Guests on Thursday’s Wake up with the Whale Cruise saw 6 different Humpbacks. Our close-by Humpbacks were all surfacing, spouting, and then sounding again…but we did see some pec slapping and a full breach about a half a mile away from us. The coolest sighting of the morning though, was not of a Humpback Whale…but of a whale shark who was swimming in front of the Hilton Waikoloa Village Hotel. Whale sharks are a pretty rare find for us — they’re the biggest sharks (and the biggest fish) in the ocean. Growing to about the same length as a fully grown Humpback, they spend their lives mostly by themselves, constantly swimming to move water over their gills so they don’t drown. If you were to look into a whale shark’s 5 foot wide mouth, you’d see about 3000 tiny teeth…but the shark doesn’t use them to bite or chew. In fact, whale sharks spend most of the day filtering the ocean for plankton, tiny fish, and fish eggs.
On our 10:00 Whale Watch Cruise from Kawaihae, we saw a spout almost immediately after leaving the harbor, so we headed over to it. This whale sounded before we arrived, and stayed underwater for about 20 more minutes, surfacing in a place none of us expected it to be (Humpbacks can be pretty unpredictable). We saw 8 more Humpbacks throughout the course of this cruise…all of them were surfacing, spouting and sounding (giving us some great views of their wide flukes).
On our Whales and Cocktails Cruise we saw 4 different Humpbacks — one pod of two sounded about 400 yards away from us, so we motored over to where we thought they might be, and after about 13 minutes, they surfaced and spouted just 100 yards away. We watched them through two cycles of surfacing, spouting and sounding, and both times they surfaced about 100 yards from us and both times we got great views of their flukes.
Mahalo and have a great weekend. I’ll send a recap of our weekend’s sightings out on Monday.

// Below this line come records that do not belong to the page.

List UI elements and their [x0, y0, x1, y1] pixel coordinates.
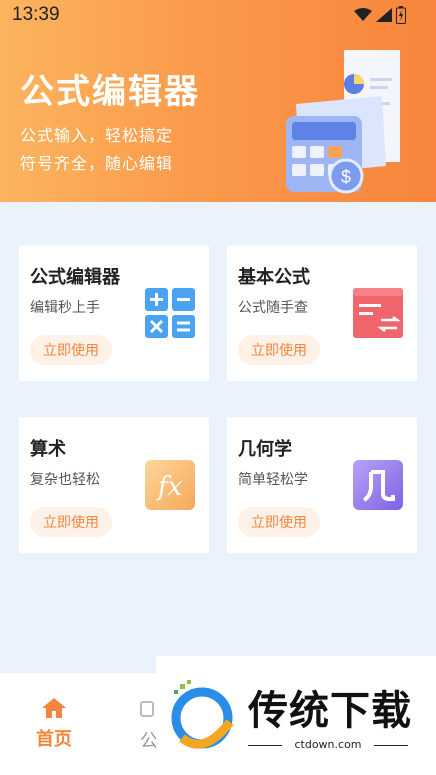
- card-subtitle: 简单轻松学: [238, 472, 308, 488]
- status-bar: 13:39: [0, 0, 436, 32]
- watermark-overlay: 传统下载 ctdown.com: [156, 656, 436, 775]
- svg-text:fx: fx: [156, 472, 183, 502]
- hero-subtitle-2: 符号齐全，随心编辑: [20, 154, 174, 173]
- status-time: 13:39: [12, 4, 60, 25]
- use-now-button[interactable]: 立即使用: [238, 335, 320, 365]
- use-now-button[interactable]: 立即使用: [238, 507, 320, 537]
- home-icon: [42, 698, 66, 718]
- battery-icon: [396, 6, 406, 24]
- card-subtitle: 公式随手查: [238, 300, 308, 316]
- wifi-icon: [354, 8, 372, 21]
- card-title: 几何学: [238, 439, 292, 460]
- hero-title: 公式编辑器: [20, 72, 200, 112]
- watermark-divider-right: [374, 745, 408, 746]
- card-basic-formulas[interactable]: 基本公式 公式随手查 立即使用: [227, 245, 417, 381]
- card-arithmetic[interactable]: 算术 复杂也轻松 立即使用 fx: [19, 417, 209, 553]
- use-now-button[interactable]: 立即使用: [30, 335, 112, 365]
- watermark-logo-icon: [171, 680, 234, 749]
- card-subtitle: 编辑秒上手: [30, 300, 100, 316]
- nav-second-icon: [140, 701, 154, 717]
- nav-home-label: 首页: [36, 729, 72, 750]
- use-now-button[interactable]: 立即使用: [30, 507, 112, 537]
- calculator-illustration: $: [286, 50, 400, 194]
- signal-icon: [376, 8, 392, 22]
- card-formula-editor[interactable]: 公式编辑器 编辑秒上手 立即使用: [19, 245, 209, 381]
- card-title: 公式编辑器: [30, 267, 120, 288]
- hero-subtitle-1: 公式输入，轻松搞定: [20, 126, 174, 145]
- svg-text:$: $: [341, 167, 351, 187]
- header-banner: 13:39 公式编辑器 公式输入，轻松搞定 符号齐全，随心编辑 $: [0, 0, 436, 202]
- geometry-ji-icon: [353, 460, 403, 510]
- card-title: 算术: [30, 439, 66, 460]
- status-icons: [354, 6, 406, 24]
- watermark-text: 传统下载: [248, 688, 412, 734]
- formula-list-icon: [353, 288, 403, 338]
- card-title: 基本公式: [238, 267, 310, 288]
- card-geometry[interactable]: 几何学 简单轻松学 立即使用: [227, 417, 417, 553]
- calculator-ops-icon: [145, 288, 195, 338]
- card-subtitle: 复杂也轻松: [30, 472, 100, 488]
- fx-icon: fx: [145, 460, 195, 510]
- nav-home-tab[interactable]: 首页: [28, 697, 80, 751]
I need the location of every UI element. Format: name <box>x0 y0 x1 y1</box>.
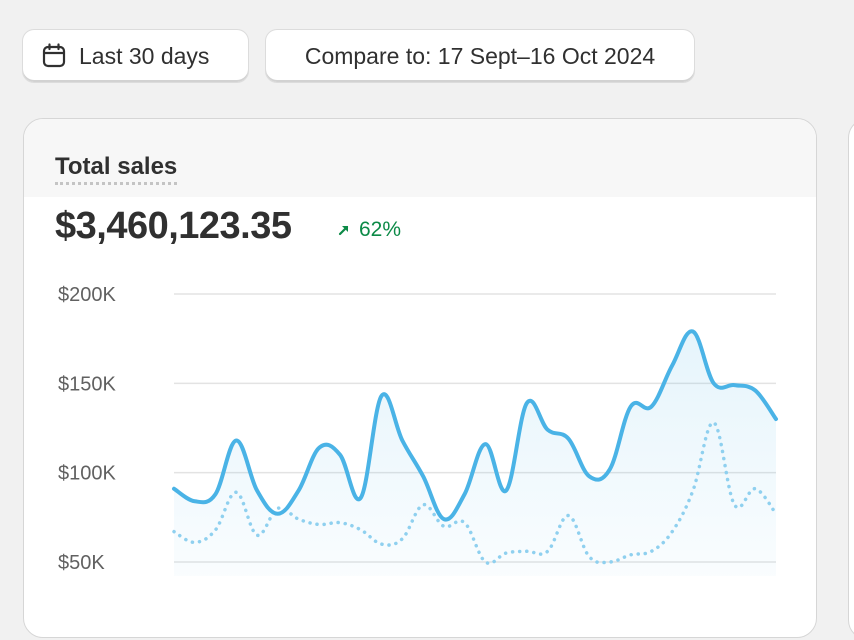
y-tick-label: $150K <box>58 373 116 395</box>
y-tick-label: $200K <box>58 284 116 306</box>
y-tick-label: $50K <box>58 552 105 574</box>
y-tick-label: $100K <box>58 463 116 485</box>
sales-line-chart: $200K $150K $100K $50K <box>58 284 778 576</box>
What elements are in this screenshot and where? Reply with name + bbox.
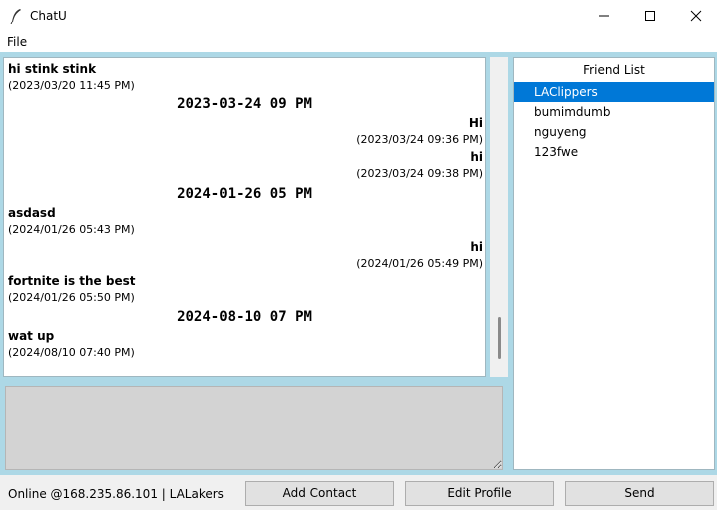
message-timestamp: (2024/01/26 05:50 PM) xyxy=(8,291,135,304)
message-text: Hi xyxy=(468,116,483,130)
message-timestamp: (2024/08/10 07:40 PM) xyxy=(8,346,135,359)
friend-list[interactable]: Friend List LAClippers bumimdumb nguyeng… xyxy=(513,57,715,470)
window-title: ChatU xyxy=(30,9,67,23)
send-button[interactable]: Send xyxy=(565,481,714,506)
maximize-icon xyxy=(645,11,655,21)
message-text: hi stink stink xyxy=(8,62,97,76)
scrollbar-thumb[interactable] xyxy=(498,317,501,359)
message-timestamp: (2024/01/26 05:49 PM) xyxy=(356,257,483,270)
message-text: asdasd xyxy=(8,206,56,220)
friend-item[interactable]: bumimdumb xyxy=(514,102,714,122)
minimize-icon xyxy=(599,15,609,17)
friend-item[interactable]: 123fwe xyxy=(514,142,714,162)
date-header: 2024-01-26 05 PM xyxy=(177,186,312,202)
message-input[interactable] xyxy=(5,386,503,470)
message-text: wat up xyxy=(8,329,55,343)
message-text: hi xyxy=(470,150,483,164)
message-text: fortnite is the best xyxy=(8,274,136,288)
friend-item-selected[interactable]: LAClippers xyxy=(514,82,714,102)
message-timestamp: (2023/03/24 09:38 PM) xyxy=(356,167,483,180)
date-header: 2024-08-10 07 PM xyxy=(177,309,312,325)
edit-profile-button[interactable]: Edit Profile xyxy=(405,481,554,506)
close-icon xyxy=(690,10,702,22)
feather-icon xyxy=(10,9,21,24)
chatu-window: ChatU File hi stink stink (2023/03/20 11:… xyxy=(0,0,717,510)
message-timestamp: (2023/03/24 09:36 PM) xyxy=(356,133,483,146)
menu-bar: File xyxy=(0,32,717,52)
date-header: 2023-03-24 09 PM xyxy=(177,96,312,112)
menu-file[interactable]: File xyxy=(7,35,27,49)
message-timestamp: (2024/01/26 05:43 PM) xyxy=(8,223,135,236)
title-bar[interactable]: ChatU xyxy=(0,0,717,32)
friend-item[interactable]: nguyeng xyxy=(514,122,714,142)
message-timestamp: (2023/03/20 11:45 PM) xyxy=(8,79,135,92)
maximize-button[interactable] xyxy=(627,0,673,32)
chat-scrollbar[interactable] xyxy=(490,57,508,377)
friend-list-header: Friend List xyxy=(583,63,645,77)
message-text: hi xyxy=(470,240,483,254)
add-contact-button[interactable]: Add Contact xyxy=(245,481,394,506)
close-button[interactable] xyxy=(673,0,717,32)
chat-history[interactable]: hi stink stink (2023/03/20 11:45 PM) 2023-… xyxy=(3,57,486,377)
connection-status: Online @168.235.86.101 | LALakers xyxy=(8,487,224,501)
minimize-button[interactable] xyxy=(581,0,627,32)
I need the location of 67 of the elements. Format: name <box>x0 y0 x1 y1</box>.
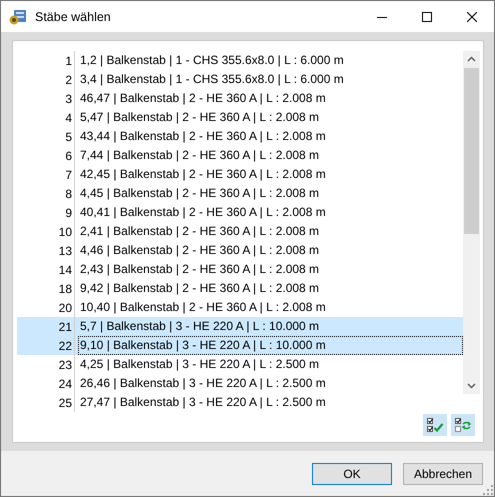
select-all-button[interactable] <box>423 414 447 436</box>
list-row[interactable]: 7 42,45 | Balkenstab | 2 - HE 360 A | L : 2.008 m <box>17 165 463 184</box>
window-title: Stäbe wählen <box>35 10 112 24</box>
row-number: 5 <box>64 130 73 144</box>
list-row[interactable]: 25 27,47 | Balkenstab | 3 - HE 220 A | L : 2.500 m <box>17 393 463 412</box>
row-text: 4,25 | Balkenstab | 3 - HE 220 A | L : 2.500 m <box>79 356 320 373</box>
resize-grip-icon[interactable] <box>483 485 493 495</box>
row-number: 2 <box>64 72 73 86</box>
row-text: 42,45 | Balkenstab | 2 - HE 360 A | L : 2.008 m <box>79 166 327 183</box>
list-row[interactable]: 23 4,25 | Balkenstab | 3 - HE 220 A | L : 2.500 m <box>17 355 463 374</box>
row-number: 1 <box>64 54 73 68</box>
row-number: 9 <box>64 206 73 220</box>
row-text: 46,47 | Balkenstab | 2 - HE 360 A | L : 2.008 m <box>79 90 327 107</box>
close-icon[interactable] <box>466 12 476 22</box>
cancel-button[interactable]: Abbrechen <box>403 462 483 484</box>
row-text: 2,43 | Balkenstab | 2 - HE 360 A | L : 2.008 m <box>79 261 320 278</box>
list-row[interactable]: 20 10,40 | Balkenstab | 2 - HE 360 A | L : 2.008 m <box>17 298 463 317</box>
row-number: 23 <box>58 358 73 372</box>
row-text: 1,2 | Balkenstab | 1 - CHS 355.6x8.0 | L : 6.000 m <box>79 52 345 69</box>
row-text: 3,4 | Balkenstab | 1 - CHS 355.6x8.0 | L : 6.000 m <box>79 71 345 88</box>
list-row[interactable]: 13 4,46 | Balkenstab | 2 - HE 360 A | L : 2.008 m <box>17 241 463 260</box>
row-number: 3 <box>64 92 73 106</box>
list-row[interactable]: 24 26,46 | Balkenstab | 3 - HE 220 A | L : 2.500 m <box>17 374 463 393</box>
list-row[interactable]: 14 2,43 | Balkenstab | 2 - HE 360 A | L : 2.008 m <box>17 260 463 279</box>
row-text: 4,46 | Balkenstab | 2 - HE 360 A | L : 2.008 m <box>79 242 320 259</box>
scrollbar-thumb[interactable] <box>464 68 479 234</box>
row-number: 20 <box>58 300 73 314</box>
row-number: 18 <box>58 282 73 296</box>
row-number: 7 <box>64 168 73 182</box>
row-text: 9,10 | Balkenstab | 3 - HE 220 A | L : 10.000 m <box>78 336 463 355</box>
row-number: 10 <box>58 224 73 238</box>
app-icon <box>9 8 27 24</box>
row-text: 26,46 | Balkenstab | 3 - HE 220 A | L : 2.500 m <box>79 375 327 392</box>
list-row[interactable]: 4 5,47 | Balkenstab | 2 - HE 360 A | L : 2.008 m <box>17 108 463 127</box>
row-number: 6 <box>64 148 73 162</box>
list-row[interactable]: 1 1,2 | Balkenstab | 1 - CHS 355.6x8.0 | L : 6.000 m <box>17 51 463 70</box>
row-number: 22 <box>58 338 73 352</box>
list-row[interactable]: 2 3,4 | Balkenstab | 1 - CHS 355.6x8.0 | L : 6.000 m <box>17 70 463 89</box>
row-text: 4,45 | Balkenstab | 2 - HE 360 A | L : 2.008 m <box>79 185 320 202</box>
list-row[interactable]: 10 2,41 | Balkenstab | 2 - HE 360 A | L : 2.008 m <box>17 222 463 241</box>
list-row[interactable]: 18 9,42 | Balkenstab | 2 - HE 360 A | L : 2.008 m <box>17 279 463 298</box>
row-number: 8 <box>64 186 73 200</box>
row-number: 24 <box>58 376 73 390</box>
list-row[interactable]: 9 40,41 | Balkenstab | 2 - HE 360 A | L : 2.008 m <box>17 203 463 222</box>
row-text: 5,7 | Balkenstab | 3 - HE 220 A | L : 10.000 m <box>79 318 320 335</box>
row-number: 13 <box>58 244 73 258</box>
row-text: 9,42 | Balkenstab | 2 - HE 360 A | L : 2.008 m <box>79 280 320 297</box>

Captain Claire’s Humpback Fact of the Day: If you were surprised to read that Whale Sharks don’t have usable teeth, you may be mystified to read that Mysticetes like our Humpback Whales don’t have teeth at all! Humpbacks have approximately 270 – 400 pairs of baleen plates hanging from the top palate of their mouths ranging in length from a foot to about 3 feet long. Where the baleen is attached to the palate, it feels like a horse’s hoof — but it fringes out to form dense mats allowing the whale to “strain the soup of the ocean” when feeding. Humpback baleen is black.